Awalnya Edi takut juga kalau bisnis sewa mobilnya seret karena dia tak lagi punya makelar yang bisa membantunya. Maka dari itu, Edi mulai ambil job jadi sopir pribadi orang-orang yang butuh jasa seperti ini.
“Orang kaya yang nggak punya sopir pribadi itu sebenarnya banyak, Mas. Nah, aku ambil jasa kayak gini dan laku ternyata. Kalau pas rame, seminggu aku beneran nggak libur. Padahal ya kadang cuma nganter antarkabupaten tok. Kadang malah aku dipanggil buat ambil laundry.
“Lho kok iso, Pak?”
“Orang kaya memang aneh-aneh, Mas. Nyuci baju aja maunya di kota.”
Gara-gara jadi sopir pribadi inilah, Edi bisa menyebarkan informasi kalau dia juga punya mobil untuk disewa. Dari bos-bos yang sering memakai jasanya itulah Edi menjalin koneksi. Akhirnya, sejak itu, sekitar 2017 hingga sekarang, mobilnya hampir tak pernah selo.
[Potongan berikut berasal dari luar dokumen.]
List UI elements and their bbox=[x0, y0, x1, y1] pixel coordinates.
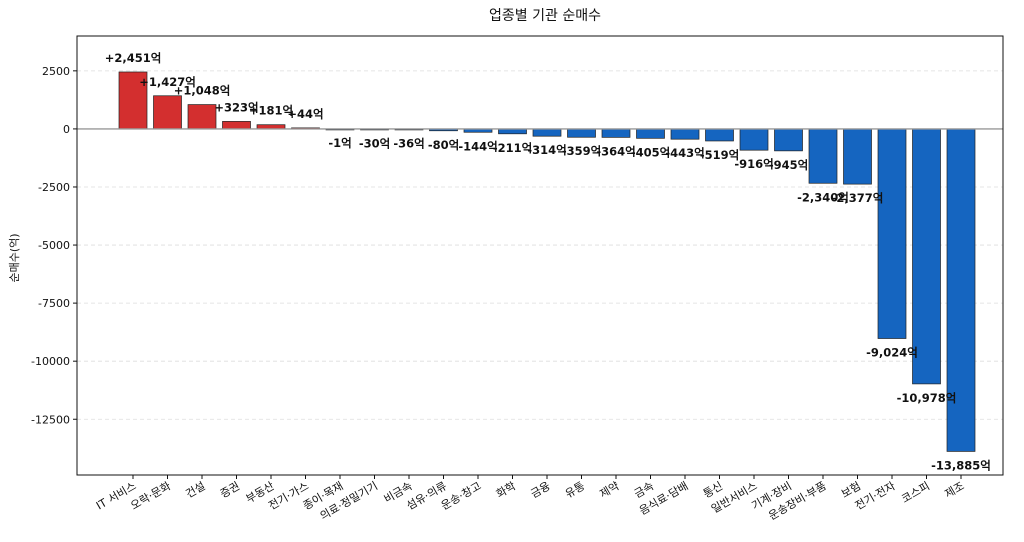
bar bbox=[808, 128, 838, 184]
y-tick-label: -5000 bbox=[38, 239, 70, 252]
data-label: +2,451억 bbox=[105, 51, 162, 65]
data-label: -314억 bbox=[527, 143, 566, 157]
data-label: -80억 bbox=[428, 138, 459, 152]
data-label: +323억 bbox=[214, 100, 258, 114]
y-axis-label: 순매수(억) bbox=[8, 233, 21, 282]
data-label: -144억 bbox=[458, 139, 497, 153]
bar bbox=[153, 95, 182, 130]
chart-title: 업종별 기관 순매수 bbox=[489, 8, 601, 24]
bar bbox=[498, 128, 527, 135]
bar bbox=[877, 128, 907, 339]
data-label: -13,885억 bbox=[931, 458, 991, 472]
data-label: +44억 bbox=[287, 107, 323, 121]
data-label: -2,377억 bbox=[832, 191, 884, 205]
bar bbox=[774, 128, 803, 152]
data-label: -2,340억 bbox=[797, 190, 849, 204]
data-label: -9,024억 bbox=[866, 346, 918, 360]
data-label: -10,978억 bbox=[897, 391, 957, 405]
data-label: -405억 bbox=[631, 145, 670, 159]
bar bbox=[843, 128, 872, 185]
data-label: -519억 bbox=[700, 148, 739, 162]
bar bbox=[567, 128, 596, 138]
bar bbox=[187, 104, 217, 130]
data-label: -36억 bbox=[393, 137, 424, 151]
bar bbox=[670, 128, 700, 140]
bars bbox=[118, 71, 976, 452]
bar bbox=[532, 128, 562, 137]
plot-frame bbox=[76, 35, 1004, 476]
y-tick-label: -7500 bbox=[38, 297, 70, 310]
bar bbox=[601, 128, 631, 138]
data-label: -359억 bbox=[562, 144, 601, 158]
bar bbox=[222, 121, 251, 130]
y-tick-label: -2500 bbox=[38, 181, 70, 194]
data-label: -1억 bbox=[328, 136, 351, 150]
y-tick-label: 2500 bbox=[42, 65, 70, 78]
y-tick-label: 0 bbox=[63, 123, 70, 136]
data-label: -211억 bbox=[493, 141, 532, 155]
data-labels: +2,451억 +1,427억+1,048억 +323억+181억+44억 -1억 -3… bbox=[105, 51, 991, 472]
grid-lines bbox=[77, 70, 1003, 420]
bar bbox=[946, 128, 976, 452]
data-label: -443억 bbox=[665, 146, 704, 160]
data-label: +181억 bbox=[249, 104, 293, 118]
data-label: -30억 bbox=[359, 137, 390, 151]
data-label: +1,427억 bbox=[139, 75, 196, 89]
data-label: -945억 bbox=[769, 158, 808, 172]
data-label: -916억 bbox=[734, 157, 773, 171]
data-label: -364억 bbox=[596, 144, 635, 158]
bar bbox=[118, 71, 148, 130]
bar bbox=[739, 128, 769, 151]
data-label: +1,048억 bbox=[174, 84, 231, 98]
y-tick-label: -12500 bbox=[31, 413, 70, 426]
bar bbox=[705, 128, 734, 142]
y-tick-label: -10000 bbox=[31, 355, 70, 368]
bar bbox=[636, 128, 665, 139]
“Saking ramainya, Mas, waktu datengin wisuda anakku, aku sewa mobil orang. Lha pie, saking ramene je. Tapi ya lucu, pemilik bisnis sewa mobil malah nyewa mobil.”
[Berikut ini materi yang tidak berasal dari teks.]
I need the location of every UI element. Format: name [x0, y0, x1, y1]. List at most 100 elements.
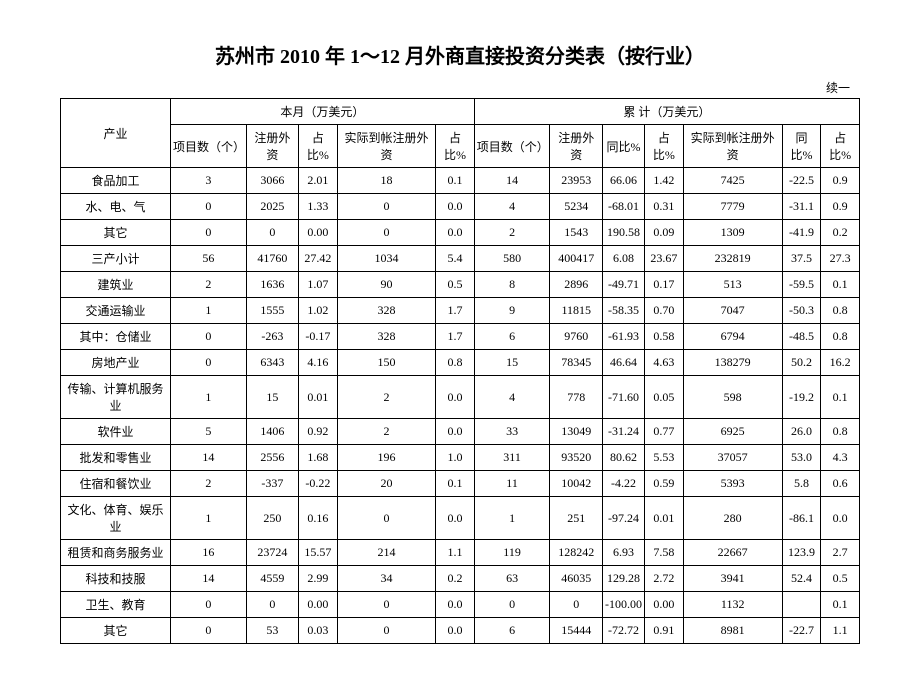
cell: 598 — [683, 376, 782, 419]
table-row: 食品加工330662.01180.1142395366.061.427425-2… — [61, 168, 860, 194]
cell: -49.71 — [603, 272, 645, 298]
cell: 63 — [474, 566, 550, 592]
cell: 78345 — [550, 350, 603, 376]
cell: 0.01 — [299, 376, 338, 419]
table-row: 其中：仓储业0-263-0.173281.769760-61.930.58679… — [61, 324, 860, 350]
cell: 0.0 — [436, 419, 475, 445]
table-row: 文化、体育、娱乐业12500.1600.01251-97.240.01280-8… — [61, 497, 860, 540]
cell: 0 — [337, 497, 435, 540]
table-row: 卫生、教育000.0000.000-100.000.0011320.1 — [61, 592, 860, 618]
cell: -0.17 — [299, 324, 338, 350]
cell: 5 — [170, 419, 246, 445]
cell: 251 — [550, 497, 603, 540]
cell: 0.0 — [436, 592, 475, 618]
cell: 4 — [474, 194, 550, 220]
col-month-group: 本月（万美元） — [170, 99, 474, 125]
cell: 1.0 — [436, 445, 475, 471]
cell: 5.53 — [645, 445, 684, 471]
cell: 0.1 — [821, 272, 860, 298]
cell: 250 — [246, 497, 298, 540]
cell: 0.2 — [436, 566, 475, 592]
cell: 580 — [474, 246, 550, 272]
cell: 6.08 — [603, 246, 645, 272]
cell: 27.42 — [299, 246, 338, 272]
cell: -97.24 — [603, 497, 645, 540]
col-c-reg: 注册外资 — [550, 125, 603, 168]
cell: 1555 — [246, 298, 298, 324]
cell: 41760 — [246, 246, 298, 272]
cell: 0.59 — [645, 471, 684, 497]
cell: 0.00 — [299, 220, 338, 246]
col-m-share2: 占比% — [436, 125, 475, 168]
cell: 1.33 — [299, 194, 338, 220]
cell: 138279 — [683, 350, 782, 376]
cell: 9760 — [550, 324, 603, 350]
cell: 37.5 — [782, 246, 821, 272]
cell: 214 — [337, 540, 435, 566]
cell: 0.1 — [821, 376, 860, 419]
cell: 7047 — [683, 298, 782, 324]
table-row: 传输、计算机服务业1150.0120.04778-71.600.05598-19… — [61, 376, 860, 419]
cell: 2 — [170, 272, 246, 298]
cell: 7779 — [683, 194, 782, 220]
cell: 128242 — [550, 540, 603, 566]
col-m-projects: 项目数（个） — [170, 125, 246, 168]
cell — [782, 592, 821, 618]
cell: 2.99 — [299, 566, 338, 592]
table-body: 食品加工330662.01180.1142395366.061.427425-2… — [61, 168, 860, 644]
row-label: 租赁和商务服务业 — [61, 540, 171, 566]
cell: 0.03 — [299, 618, 338, 644]
cell: 14 — [474, 168, 550, 194]
row-label: 水、电、气 — [61, 194, 171, 220]
cell: 1.1 — [821, 618, 860, 644]
cell: 1.42 — [645, 168, 684, 194]
cell: 1 — [170, 298, 246, 324]
cell: 0.00 — [299, 592, 338, 618]
cell: -86.1 — [782, 497, 821, 540]
cell: 6794 — [683, 324, 782, 350]
cell: 150 — [337, 350, 435, 376]
cell: 50.2 — [782, 350, 821, 376]
cell: 56 — [170, 246, 246, 272]
cell: 0 — [170, 618, 246, 644]
cell: 27.3 — [821, 246, 860, 272]
cell: -50.3 — [782, 298, 821, 324]
col-c-share: 占比% — [645, 125, 684, 168]
cell: -100.00 — [603, 592, 645, 618]
cell: 1.68 — [299, 445, 338, 471]
cell: 1.1 — [436, 540, 475, 566]
table-row: 住宿和餐饮业2-337-0.22200.11110042-4.220.59539… — [61, 471, 860, 497]
cell: 0.6 — [821, 471, 860, 497]
cell: 53 — [246, 618, 298, 644]
cell: 15 — [474, 350, 550, 376]
cell: 400417 — [550, 246, 603, 272]
col-m-actual: 实际到帐注册外资 — [337, 125, 435, 168]
cell: 6 — [474, 324, 550, 350]
investment-table: 产业 本月（万美元） 累 计（万美元） 项目数（个） 注册外资 占比% 实际到帐… — [60, 98, 860, 644]
cell: 2.01 — [299, 168, 338, 194]
cell: 0.0 — [821, 497, 860, 540]
cell: 33 — [474, 419, 550, 445]
cell: 0.31 — [645, 194, 684, 220]
cell: -337 — [246, 471, 298, 497]
cell: 10042 — [550, 471, 603, 497]
col-c-share2: 占比% — [821, 125, 860, 168]
cell: 7.58 — [645, 540, 684, 566]
cell: 0 — [550, 592, 603, 618]
cell: -68.01 — [603, 194, 645, 220]
cell: 196 — [337, 445, 435, 471]
table-row: 交通运输业115551.023281.7911815-58.350.707047… — [61, 298, 860, 324]
cell: 2 — [474, 220, 550, 246]
cell: 280 — [683, 497, 782, 540]
cell: 0 — [246, 220, 298, 246]
cell: 6 — [474, 618, 550, 644]
cell: 328 — [337, 324, 435, 350]
cell: 5.4 — [436, 246, 475, 272]
cell: 0.70 — [645, 298, 684, 324]
table-row: 房地产业063434.161500.8157834546.644.6313827… — [61, 350, 860, 376]
cell: 4559 — [246, 566, 298, 592]
row-label: 交通运输业 — [61, 298, 171, 324]
cell: -31.1 — [782, 194, 821, 220]
col-c-yoy2: 同比% — [782, 125, 821, 168]
cell: 5234 — [550, 194, 603, 220]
Risiko bisnis sewa mobil, unitnya digadai
Bisnis Edi bukan tanpa kendala, justru bisnis sewa mobil ini punya risiko yang kelewat besar. Salah satu risikonya adalah, unit yang disewa bisa jadi dijual atau digadaikan. Dan Edi tak sekali mengalami ini.
Katanya, dia sudah mengalami unit miliknya digadaikan 3 kali. Semua pelakunya adalah penjudi. Ini yang bikin Edi pusing, sebab, kebanyakan mobilnya disewa penjudi. Jadi dia tak bisa blacklist orang-orang tersebut.
“Penjudi itu, Mas, kalau menang, ngasih komisinya bisa 100 persen sewa. Tapi nek kalah, ya berharap nggak digadaikan aja.”
Tapi untungnya, Edi punya koneksi preman dan polisi yang lumayan luas. Jadi tiap mobilnya lewat masa sewa, dia bisa minta informasi ke banyak orang dalam sekali waktu. Maka dari itu, mobilnya selalu bisa balik meski digadai oleh penjudi. Tapi katanya sudah 4 tahun terakhir tak ada penjudi yang sewa mobilnya.
“Pak, kalau mereka punya duit buat judi, kenapa nggak beli mobil sendiri ya?” Saya iseng bertanya, karena beneran nggak paham alur pikirnya.
“Lha kalau mereka bisa mikir, nggak mungkin jadi penjudi to, Mas?”
Benar juga ya.
Hanya saja, tak berarti Edi tak kehilangan apa-apa. Dia sudah kehilangan satu unit Xenia dijual oleh orang yang tak bertanggung jawab. Dan orang tersebut adalah saudaranya sendiri.
“Bilangnya disewa setahun, Mas, itu pas 2020. 3 bulan pertama, lancar. Seterusnya kok seret. Saya pikir karena pandemi. Ternyata, sama adik saya dijual.”